Harley Pettis dropped his serious bulk to his knees. “They re-forming, Sarge?”

Coffee and the rest watched the horsemen pulling off. The second wave from the village joined up with the first, swirling about one another, working themselves up into a fighting frenzy, shrieking at one another, waving lances and shaking scalps.

“Looks like they’re ready to wear us down, boys!” Lockhart promised them.

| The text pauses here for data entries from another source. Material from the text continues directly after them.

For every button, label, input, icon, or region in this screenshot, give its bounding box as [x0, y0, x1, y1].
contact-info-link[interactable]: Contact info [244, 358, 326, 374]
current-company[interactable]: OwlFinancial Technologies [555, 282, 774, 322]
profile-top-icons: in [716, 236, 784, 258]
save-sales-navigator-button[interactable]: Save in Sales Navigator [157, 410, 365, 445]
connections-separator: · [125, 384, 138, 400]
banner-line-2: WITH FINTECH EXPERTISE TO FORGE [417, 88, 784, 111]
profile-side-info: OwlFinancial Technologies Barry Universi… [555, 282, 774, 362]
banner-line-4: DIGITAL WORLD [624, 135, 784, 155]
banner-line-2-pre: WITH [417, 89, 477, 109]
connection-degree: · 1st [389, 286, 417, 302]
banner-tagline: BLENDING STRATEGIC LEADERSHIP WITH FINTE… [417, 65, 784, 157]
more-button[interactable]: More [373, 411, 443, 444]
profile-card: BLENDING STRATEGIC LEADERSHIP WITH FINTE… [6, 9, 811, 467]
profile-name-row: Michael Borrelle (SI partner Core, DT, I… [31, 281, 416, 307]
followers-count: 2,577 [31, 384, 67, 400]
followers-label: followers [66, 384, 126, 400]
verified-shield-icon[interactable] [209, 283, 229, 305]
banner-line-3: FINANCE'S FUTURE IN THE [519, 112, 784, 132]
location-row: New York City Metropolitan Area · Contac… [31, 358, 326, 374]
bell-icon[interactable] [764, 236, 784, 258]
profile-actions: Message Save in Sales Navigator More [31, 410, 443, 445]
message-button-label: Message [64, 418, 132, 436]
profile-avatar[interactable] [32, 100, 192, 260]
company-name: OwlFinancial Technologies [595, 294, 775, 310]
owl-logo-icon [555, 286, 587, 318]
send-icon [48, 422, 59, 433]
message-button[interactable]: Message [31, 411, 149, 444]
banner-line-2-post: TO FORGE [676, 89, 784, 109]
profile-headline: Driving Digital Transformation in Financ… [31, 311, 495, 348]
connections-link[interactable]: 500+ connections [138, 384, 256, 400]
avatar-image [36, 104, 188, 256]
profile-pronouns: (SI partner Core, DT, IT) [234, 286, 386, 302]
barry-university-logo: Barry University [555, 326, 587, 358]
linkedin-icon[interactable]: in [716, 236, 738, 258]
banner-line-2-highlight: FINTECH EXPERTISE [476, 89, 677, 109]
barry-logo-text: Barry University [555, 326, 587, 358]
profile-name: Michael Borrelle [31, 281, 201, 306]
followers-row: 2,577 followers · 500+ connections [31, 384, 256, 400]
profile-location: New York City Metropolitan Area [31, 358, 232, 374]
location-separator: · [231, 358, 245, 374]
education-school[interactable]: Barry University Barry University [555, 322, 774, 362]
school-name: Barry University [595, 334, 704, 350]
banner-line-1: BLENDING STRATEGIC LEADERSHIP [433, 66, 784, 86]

But as the Rangers watched, breaking open the actions on their pistols to dump empty cartridges, jamming new ammunition into their heated weapons, the lords of the southern plains surprisingly did not form into that spinning, death-carrying wheel that would work itself around and around its prey, inch by inch, yard by yard, moment by moment grinding away, working ever closer to the white man until the enemy could be overrun in one great sweep of terror.

Instead, the Comanche drew off.

Stunned, slack-jawed in shock, Jonah stood, watching the horsemen drive their ponies into the arroyo, plunging across the sand and up the far side into the remnants of the village where all was of a sudden panic.

Above the screaming and wailing of the women, the barking of the dogs and the war cries of the men, above it all floated the first distant, but no less distinct, notes of a bugle.